JM: Quite simply I wrote the sort of book I wanted to read. It was published as a Signet Regency, and was rather unusual for the line. It’s a second chance at love story, and the hero/heroine were in their early 40s/late 30s respectively; they’re old enough to have fallen in love with other people and have grown up since their estrangement, and they have some fairly adventurous sex (it’s the only Signet Regency with two bondage scenes!). Having written that, I’m amazed at how tame all this seems, which just shows how the genre has grown in four years.

DC: What advice would you give to your younger self?

JM: Start writing earlier and don’t be shy about paying someone else to clean the house. I’m a late bloomer.

DC: If you were a book, what would your blurb be?

JM: Buy this book’s books!

DC: What would be your “voice’s” tagline?

JM: Beware the banana peel on the boudoir floor.

Forbidden Shores

DC: You also write under the name of Jane Lockwood. Why did you choose to write under a pseudonym? Can you tell us about your books written as Jane?

JM: It was a contractual obligation to do with options and so on, since I was writing vastly different material for two different publishers. I would have been quite happy to write under my own name–I don’t have any sort of reputation to protect. I published one book, Forbidden Shores, an erotic historical that did not sell particularly well–readers either loved it or hated it. It was about sex and abolitionists, and had a threesome in which no one was particularly happy because each one was in love with the other who did not love them back. There are some things about the book I’m very proud of, other things that didn’t work so well.

DC: If you had never become an author, what do you think you would be doing right now?

JM: Gardening! Well, not right now, it’s dark. I’d probably be working full-time in performing arts management (I currently work four days a week for a baroque music ensemble) or I’d be doing some sort of online marketing/design.

DC: What’s on the horizon for Janet Mullany?

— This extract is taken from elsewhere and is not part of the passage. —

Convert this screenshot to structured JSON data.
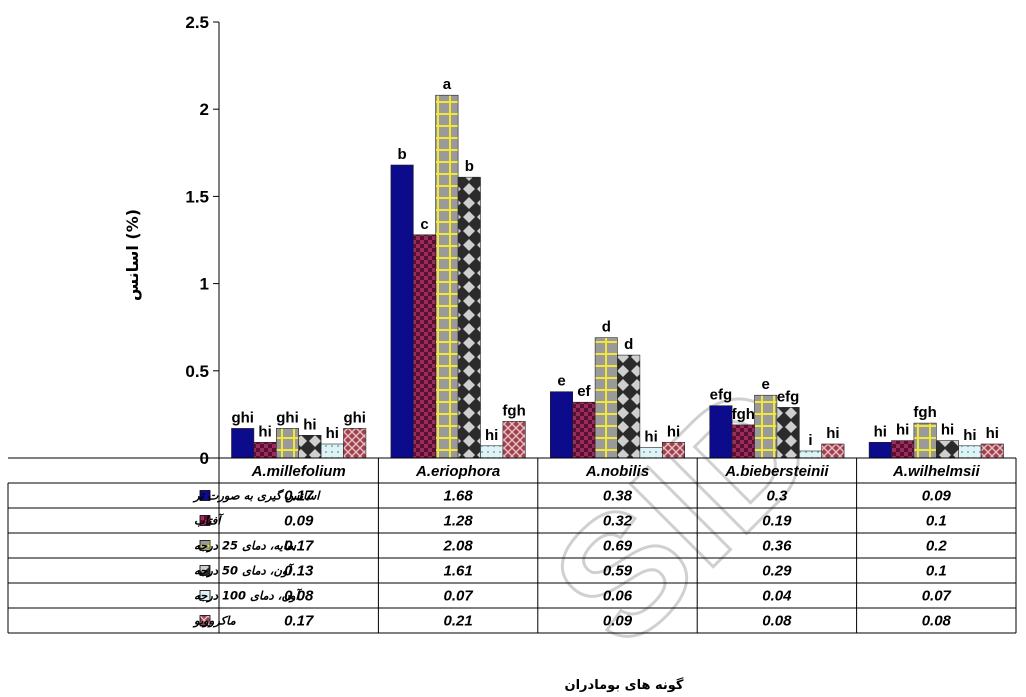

JM: Lots! I’m very lucky. As I mentioned, I have two Regency chicklits for Little Black Dress–Improper Relations and one that isn’t even a twinkle in my eye. I have a two-book contract for Harlequin Spice, the first to come out in 2011 under yet another name, Liz Diamond. And next summer I have the first of two paranormal, alternate-historical books about Jane Austen from HarperCollins–it’s about Austen joining forces with vampires to defeat a French invasion. In September, 2010, I have a novella in a Harlequin anthology with Mary Balogh, Colleen Gleason, and Susan Krinard of paranormal takes on Jane Austen novels. Mine is a contemporary based on Emma, my favorite Austen (I’m not sure what the title will be although we called it Bespelling Jane). I have lots of writing to do!

Lightning Round:

– dark or milk chocolate?   – dark
– smooth or chunky peanut butter?    -chunky
– heels or flats?    – flats
– coffee or tea?     – coffee
– summer or winter?    – spring (sorry!)
– mountains or beach?    – mountains
– mustard or mayonnaise?    – mayonnaise
– flowers or candy?    – flowers
– pockets or purse?     – pockets
– Pepsi or Coke?    – So long as it’s diet…
– ebook or print?    – print (until there’s an ereader you can use in the bathtub)

And because they’re still fun:

1. What is your favorite word?    – island
2. What is your least favorite word?     – laved
3. What turns you on creatively, spiritually or emotionally?     – opera
4. What turns you off creatively, spiritually or emotionally?    – poverty
5. What sound or noise do you love?     – cello
6. What sound or noise do you hate?     – alarms
7. What is your favorite curse word?     – I cherish and use them all.
8. What profession other than your own would you like to attempt?    – entomologist
9. What profession would you not like to do?   – I have this fear that I’ll end up in the shack at the gate of an impound lot.
10. If Heaven exists, what would you like to hear God say when you arrive at the Pearly Gates?    – “It’s OK, you don’t have to meet all your dead relatives, only the ones you like.”

DC: Janet, thank you for spending the day with us!